U.S. economists are predicting that policy makers at Federal Reserve are on the verge of beginning to trim the economic stimulus measures they have used to boost the American economy from the depths of the 2009 recession.

Top officials of the U.S. central bank started a two-day meeting Tuesday in Washington to decide whether to reduce their $85-billion-a-month purchase of securities to pump more money into the economy. One leading American economist, Jim O'Sullivan of High Frequency Economics, said he expects the Fed to cut the asset purchases by $10 billion a month.

"All signs at this point suggest that they will start tapering, and start winding down the purchase program. Of course, right now they're buying $85 billion per month in securities, so they'll start pulling that number down, probably not by a huge amount," said O'Sullivan. "I'm guessing they'll clip it to maybe $75 billion a month from $85 billion. So they're certainly not tightening at this point, but they're going to at least slow down the rate of easing."

Another economist, Mark Vitner of the large Wells Fargo Bank, said the U.S. economy, the world's largest, is advancing, even if it is not fully recovered from the country's worst economic downturn since the Great Depression of the 1930s. He said that with improvement in the economy, the central bank is looking to shrink its role as a spur to economic growth.

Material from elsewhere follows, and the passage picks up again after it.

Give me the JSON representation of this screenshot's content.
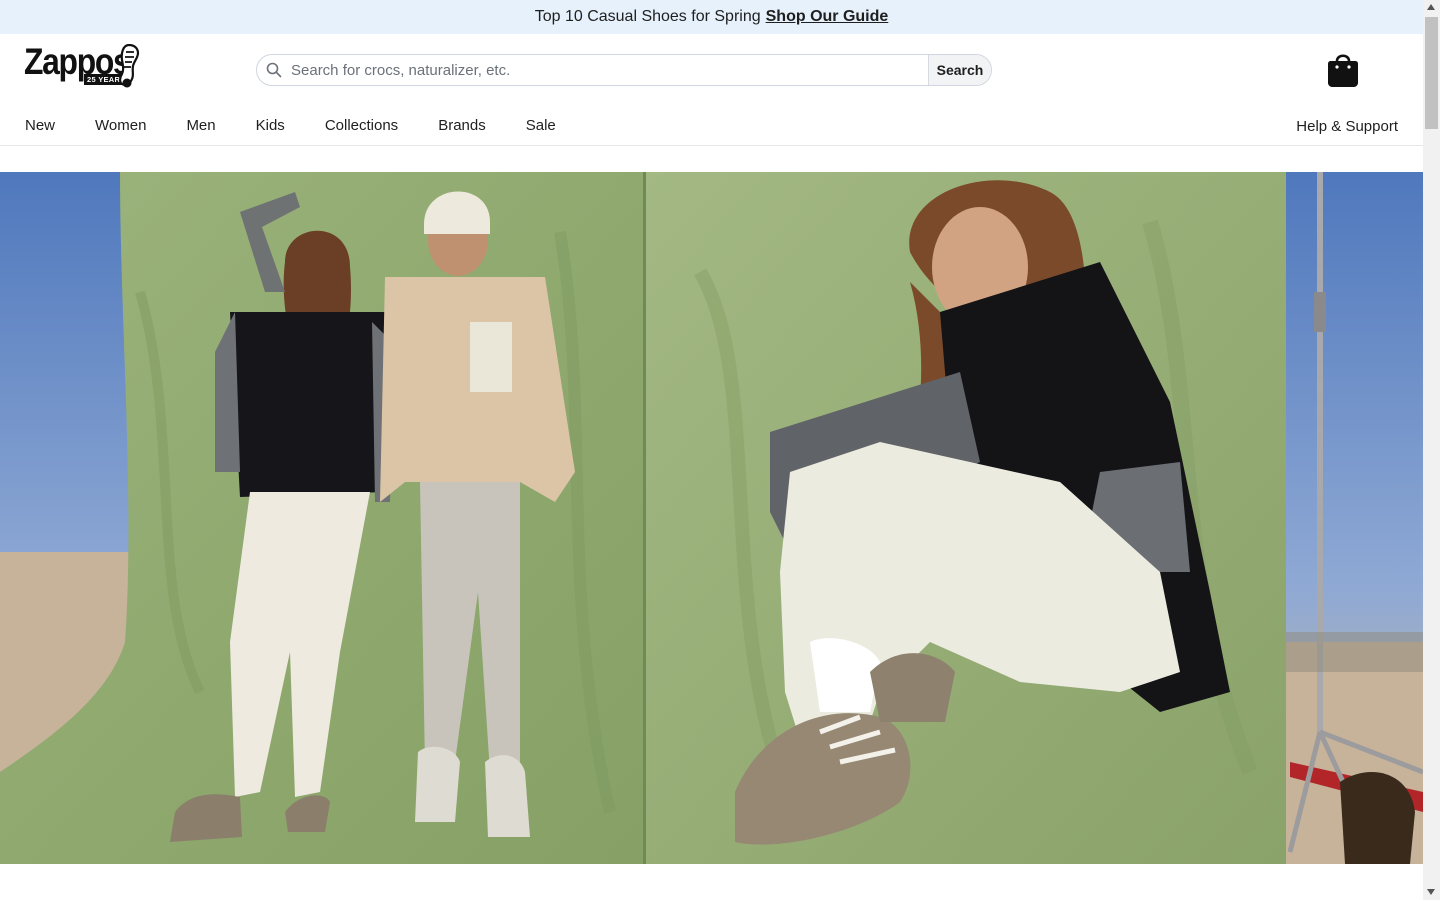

"I think they very much want to begin to normalize monetary policy. And right now it's exceptionally easy, even though the economy, you have a hard time saying that it's exceptionally weak. It's not strong, not strong by any stretch of the imagination, but it's strengthening, and it's moving in the right direction. It's time that monetary policy begins to do the same thing," said Vitner.

Even with the improvement of the U.S. economy, job growth has been sluggish in recent months, and some workers have given up their search for employment. The country's jobless rate has dipped to 7.3 percent - the lowest since late 2008, but still well above the historical norm of less than 6 percent.

The country's stock markets have recovered from the recession, though, with major indexes near all-time highs. Major corporations have been reporting hefty profits.